Her introduction to Republican circles began at a June 15 campaign forum at Wichita State University, sponsored by the Wichita Journalism Collaborative, a group of 10 local news and information organizations (of which The Eagle is a founding member).
In the crowd that night was Ben Davis, a local GOP operative and consultant. After hearing the candidates speak, he introduced himself to Bennett.
“So we just began to talk, and he invited me out to coffee. We talked, and then he introduced me to (Sedgwick County Republican Party Chairman) John Whitmer,” Bennett said. “We had a great conversation, and they came on board. And then I spoke with Larry Damm, with Kansans for Life, and they endorsed me. Just a great group of people.”
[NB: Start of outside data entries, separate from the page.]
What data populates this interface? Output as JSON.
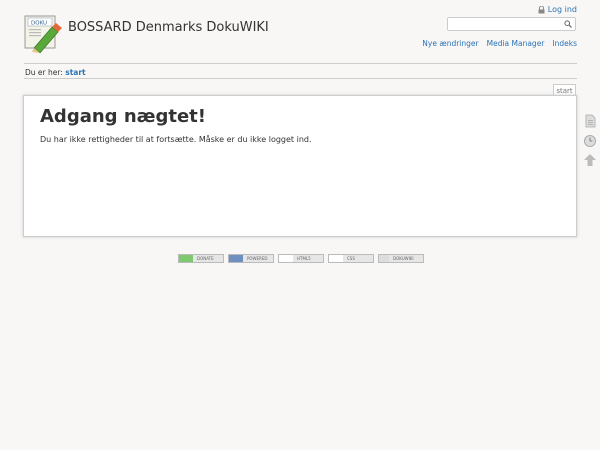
{
  "header": {
    "site_title": "BOSSARD Denmarks DokuWIKI",
    "login_label": "Log ind",
    "search_placeholder": "",
    "nav": [
      "Nye ændringer",
      "Media Manager",
      "Indeks"
    ]
  },
  "breadcrumb": {
    "prefix": "Du er her:",
    "link": "start"
  },
  "page_tab": "start",
  "content": {
    "heading": "Adgang nægtet!",
    "message": "Du har ikke rettigheder til at fortsætte. Måske er du ikke logget ind."
  },
  "tools": [
    "page-icon",
    "revisions-icon",
    "back-to-top-icon"
  ],
  "footer_badges": [
    {
      "name": "donate-badge",
      "lead_color": "#7ec86f",
      "text": "DONATE"
    },
    {
      "name": "php-badge",
      "lead_color": "#6f8fc0",
      "text": "POWERED"
    },
    {
      "name": "w3c-html-badge",
      "lead_color": "#ffffff",
      "text": "HTML5"
    },
    {
      "name": "w3c-css-badge",
      "lead_color": "#ffffff",
      "text": "CSS"
    },
    {
      "name": "dokuwiki-badge",
      "lead_color": "#dddddd",
      "text": "DOKUWIKI"
    }
  ]
}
Bennett made an appearance on Whitmer’s radio show on KNSS. And that’s when the trouble started.
Chase Billingham, a Wichita State sociologist, put a post on Facebook, including this quote from Whitmer about Bennett: “She is the only choice for GOP voters. She’s more conservative, frankly, than some elected Republicans I know.”
That association didn’t sit well with local Democratic leaders, some of whom objected to Bennett using the Democrats’ “Vote Builder” election software at the same time as the Republican Party was sending out email blasts to their voters supporting her.
In the end, the order of finish was former Sedgwick County Democratic Party Chairman Joseph Shepard in first, well ahead of the second-place finisher, community activist LaWanda DeShazer. They’ll face off in the general election Nov. 4.
Former Park Board member and Democratic political consultant Chris Pumpelly finished third in Tuesday’s primary. Bennett was fourth, with FEMA employee Darryl Carrington bringing up the rear.
I talked to Bennett after the votes were counted and asked if she thought the support from the Republicans helped or hurt her campaign.
She said “I’m not really sure.”
Neither am I, but the way things turned out, I have a really strong suspicion.
I’m going to surmise that Shepard was the biggest beneficiary of the Republicans endorsing Bennett’s campaign.
It gave him insulation from some early campaign grousing among Democrats that he might be too chummy with his old WSU college friend, council member Dalton Glasscock, a conservative who served as Sedgwick County Republican chairman at the same time as Shepard was chairing the Democrats.
With Bennett out of the way, we’ll see if that resurfaces as an issue between now and November.